How V Energy Drink cracked millennials with a crazy content series

Lindsay Bennett
By Lindsay Bennett | 17 November 2016

The millennials have long been hailed the holy grail for marketers, but capturing the attention of the elusive demographic has been a difficult feat for many brands – including V Energy Drink.

V Energy Drink is best known for the tagline “The massive hit that improves you a bit”. The brand has previously invested heavily in TV, with several big budget commercials rolling out.

But in its latest marketing push, the brand went big with branded content, using Snapchat videos, street murals, GIFs, outdoor billboards and YouTube videos to reach its 18-24 target demographic.

Andrew Fenwick, marketing manager at Frucor, the parent company of V Energy Drink, tells AdNews the decision to experiment with more native content was led by the changing habits of millennials.

“Reaching the 18-24 key target is the trickiest thing for V. They are becoming harder to reach with traditional mediums,” he says.

“That’s not to say they aren’t consuming TV and outdoor but it’s very different interactions with these mediums, such as dual screening.

“The key thing is that we’ve jumped into content now. There is definitely still a role for traditional media channels to drive brand salience, but we are trying to shift our brand metrics to talk to customers in an entertaining way.”

The new content series features 24 pieces of content, from TKT Sydney - part of Clemenger BBDO Sydney, was designed to teach millennials vital life skills overlooked by schools – from folding a fitted sheet to faking a sickie.

To get its message across, V recruited YouTube sensations RackaRacka, Aunty Donna and notorious Super Bowl crasher Dion Rich.

One of the clips duped more than 14 million people worldwide, including rapper 50 Cent, who shared a video of someone taking a selfie with an exploding volcano with his 37 million Facebook followers dubbing it “maf*cking crazy”.
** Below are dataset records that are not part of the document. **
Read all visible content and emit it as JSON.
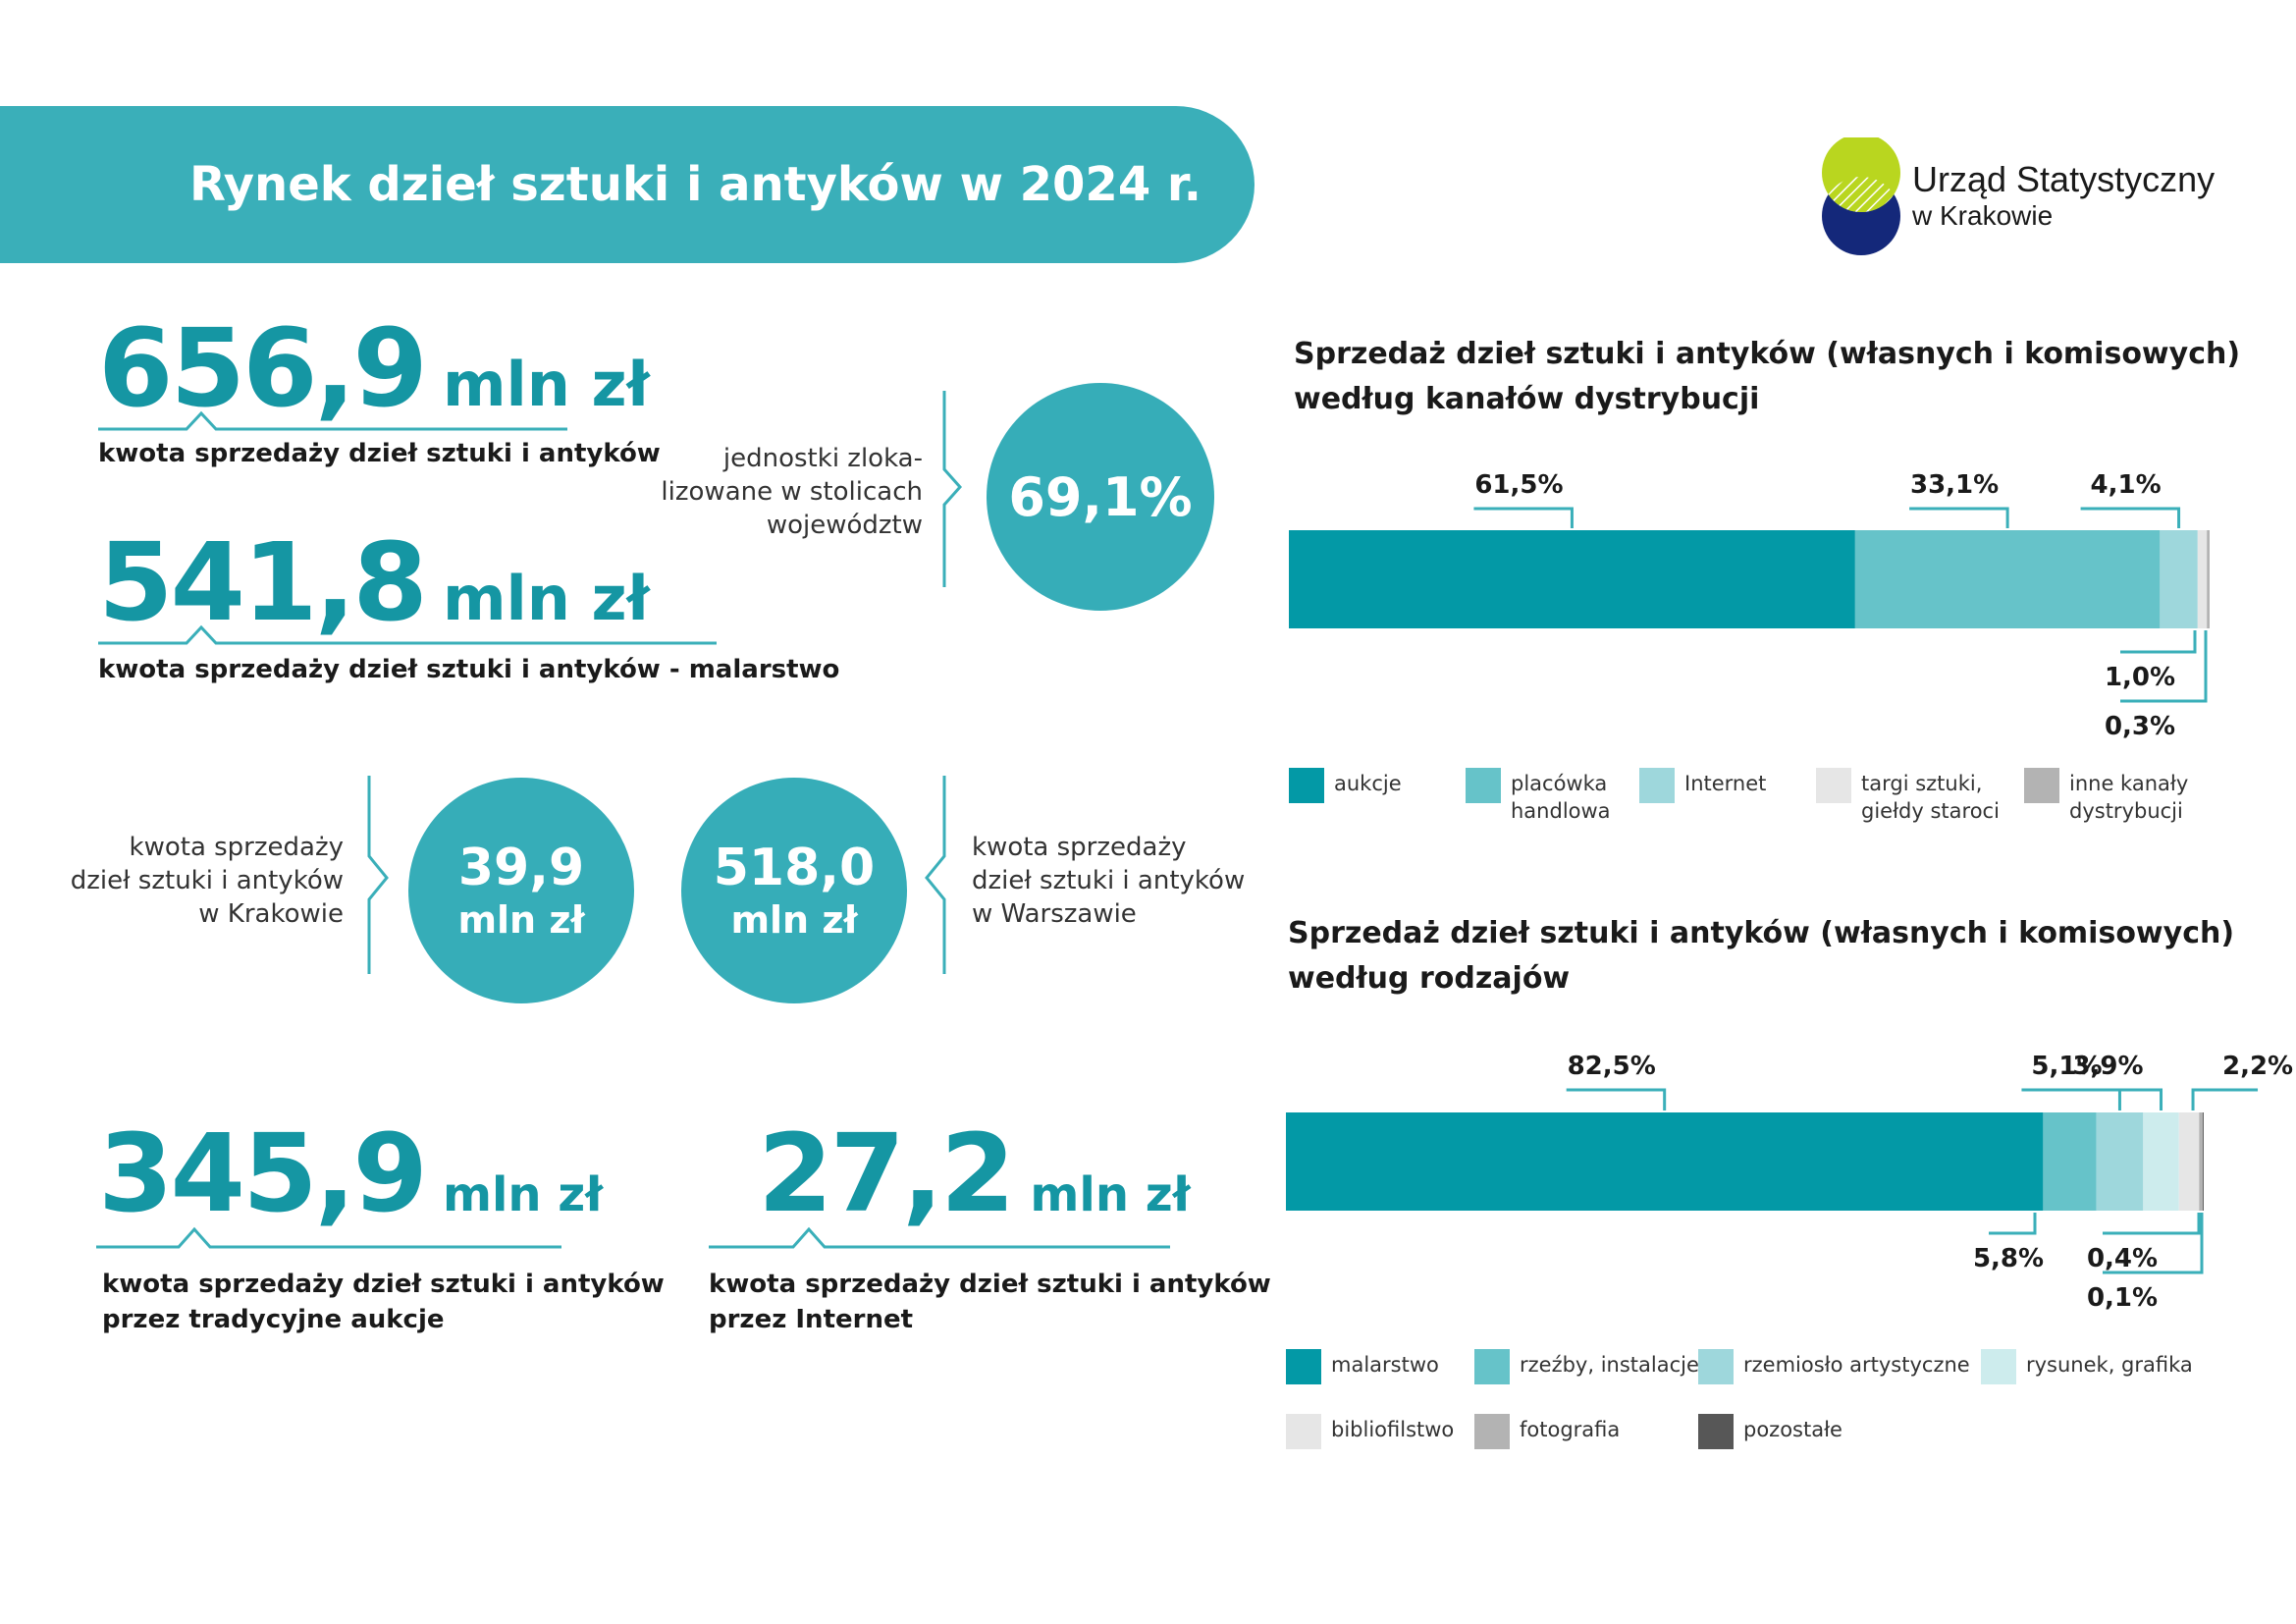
{
  "header": {
    "title": "Rynek dzieł sztuki i antyków w 2024 r.",
    "logo_line1": "Urząd Statystyczny",
    "logo_line2": "w Krakowie"
  },
  "kpis": {
    "total": {
      "value": "656,9",
      "unit": "mln zł",
      "caption": "kwota sprzedaży dzieł sztuki i antyków"
    },
    "painting": {
      "value": "541,8",
      "unit": "mln zł",
      "caption": "kwota sprzedaży dzieł sztuki i antyków - malarstwo"
    },
    "capitals": {
      "text": "jednostki zloka-\nlizowane w stolicach\nwojewództw",
      "value": "69,1%"
    },
    "krakow": {
      "text": "kwota sprzedaży\ndzieł sztuki i antyków\nw Krakowie",
      "value": "39,9",
      "unit": "mln zł"
    },
    "warszawa": {
      "text": "kwota sprzedaży\ndzieł sztuki i antyków\nw Warszawie",
      "value": "518,0",
      "unit": "mln zł"
    },
    "auctions": {
      "value": "345,9",
      "unit": "mln zł",
      "caption": "kwota sprzedaży dzieł sztuki i antyków\nprzez tradycyjne aukcje"
    },
    "internet": {
      "value": "27,2",
      "unit": "mln zł",
      "caption": "kwota sprzedaży dzieł sztuki i antyków\nprzez Internet"
    }
  },
  "colors": {
    "teal_dark": "#0399a6",
    "teal_mid": "#66c3c9",
    "teal_light": "#9ed7dc",
    "teal_pale": "#cdeced",
    "grey_light": "#e6e6e6",
    "grey_mid": "#b3b3b3",
    "grey_dark": "#575757",
    "accent": "#3aafb9"
  },
  "chart_data": [
    {
      "type": "bar",
      "orientation": "horizontal-stacked-100",
      "title": "Sprzedaż dzieł sztuki i antyków (własnych i komisowych)\n według kanałów dystrybucji",
      "series": [
        {
          "name": "aukcje",
          "value": 61.5,
          "label": "61,5%",
          "color": "#0399a6"
        },
        {
          "name": "placówka handlowa",
          "value": 33.1,
          "label": "33,1%",
          "color": "#66c3c9"
        },
        {
          "name": "Internet",
          "value": 4.1,
          "label": "4,1%",
          "color": "#9ed7dc"
        },
        {
          "name": "targi sztuki, giełdy staroci",
          "value": 1.0,
          "label": "1,0%",
          "color": "#e6e6e6"
        },
        {
          "name": "inne kanały dystrybucji",
          "value": 0.3,
          "label": "0,3%",
          "color": "#b3b3b3"
        }
      ],
      "legend": [
        {
          "label": "aukcje",
          "color": "#0399a6"
        },
        {
          "label": "placówka\nhandlowa",
          "color": "#66c3c9"
        },
        {
          "label": "Internet",
          "color": "#9ed7dc"
        },
        {
          "label": "targi sztuki,\ngiełdy staroci",
          "color": "#e6e6e6"
        },
        {
          "label": "inne kanały\ndystrybucji",
          "color": "#b3b3b3"
        }
      ]
    },
    {
      "type": "bar",
      "orientation": "horizontal-stacked-100",
      "title": "Sprzedaż dzieł sztuki i antyków (własnych i komisowych)\nwedług rodzajów",
      "series": [
        {
          "name": "malarstwo",
          "value": 82.5,
          "label": "82,5%",
          "color": "#0399a6"
        },
        {
          "name": "rzeźby, instalacje",
          "value": 5.8,
          "label": "5,8%",
          "color": "#66c3c9"
        },
        {
          "name": "rzemiosło artystyczne",
          "value": 5.1,
          "label": "5,1%",
          "color": "#9ed7dc"
        },
        {
          "name": "rysunek, grafika",
          "value": 3.9,
          "label": "3,9%",
          "color": "#cdeced"
        },
        {
          "name": "bibliofilstwo",
          "value": 2.2,
          "label": "2,2%",
          "color": "#e6e6e6"
        },
        {
          "name": "fotografia",
          "value": 0.4,
          "label": "0,4%",
          "color": "#b3b3b3"
        },
        {
          "name": "pozostałe",
          "value": 0.1,
          "label": "0,1%",
          "color": "#575757"
        }
      ],
      "legend": [
        {
          "label": "malarstwo",
          "color": "#0399a6"
        },
        {
          "label": "rzeźby, instalacje",
          "color": "#66c3c9"
        },
        {
          "label": "rzemiosło artystyczne",
          "color": "#9ed7dc"
        },
        {
          "label": "rysunek, grafika",
          "color": "#cdeced"
        },
        {
          "label": "bibliofilstwo",
          "color": "#e6e6e6"
        },
        {
          "label": "fotografia",
          "color": "#b3b3b3"
        },
        {
          "label": "pozostałe",
          "color": "#575757"
        }
      ]
    }
  ]
}
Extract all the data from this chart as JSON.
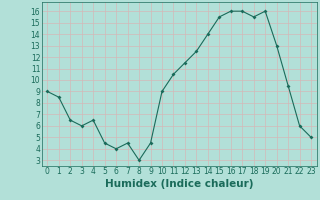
{
  "x": [
    0,
    1,
    2,
    3,
    4,
    5,
    6,
    7,
    8,
    9,
    10,
    11,
    12,
    13,
    14,
    15,
    16,
    17,
    18,
    19,
    20,
    21,
    22,
    23
  ],
  "y": [
    9.0,
    8.5,
    6.5,
    6.0,
    6.5,
    4.5,
    4.0,
    4.5,
    3.0,
    4.5,
    9.0,
    10.5,
    11.5,
    12.5,
    14.0,
    15.5,
    16.0,
    16.0,
    15.5,
    16.0,
    13.0,
    9.5,
    6.0,
    5.0
  ],
  "line_color": "#1a6b5a",
  "marker_color": "#1a6b5a",
  "bg_color": "#b2e0d8",
  "grid_color": "#d4b8b8",
  "xlabel": "Humidex (Indice chaleur)",
  "xlabel_color": "#1a6b5a",
  "xlim": [
    -0.5,
    23.5
  ],
  "ylim": [
    2.5,
    16.8
  ],
  "yticks": [
    3,
    4,
    5,
    6,
    7,
    8,
    9,
    10,
    11,
    12,
    13,
    14,
    15,
    16
  ],
  "xticks": [
    0,
    1,
    2,
    3,
    4,
    5,
    6,
    7,
    8,
    9,
    10,
    11,
    12,
    13,
    14,
    15,
    16,
    17,
    18,
    19,
    20,
    21,
    22,
    23
  ],
  "tick_label_size": 5.5,
  "xlabel_size": 7.5
}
“Where people are consuming media and likely to interact with our brand is quite a different route to what we’ve bought previously,” Fenwick says.

“People only want to be interacting with brands when they want. So we decided to provide “non-advertising” in a sense.

“When OMD presented the media plans for the campaign, I questioned if it was even an ad. But when I put myself in the shoes of a younger audience, it has subtle branding. There’s no logo slapping but it still relates to the “improve you a bit tagline.”

What the agency said

Working with the YouTube influencers was a new experience for TKT Sydney. The agency has been working with V Energy Drink for four years on TV commercials, but wanted to connect with “light or lapsed” younger energy drink consumers.

“Our main job as an agency was to get out of the way of the content producers. A lot of the clips were done with YouTube stars who have their own style, so as a creative director I had to relinquish control,” TKT creative director Brendan Willenberg tells AdNews.

“The output has validated our hands off approach, but it took a brave client and a trusting agency.”

Willenberg says there is a definite shift within the creative industry towards content over commercials.

“Big, sexy TV commercials have a time and place but there is a whole other group of people who are harder to reach now. This content is the top of the iceberg at reaching people with entertainment, through Snapchat lenses and more,” he says.

“We currently peg ourselves against Red Bull, which is about extreme sports. Our idea is we make you a bit better at smaller, sillier things.”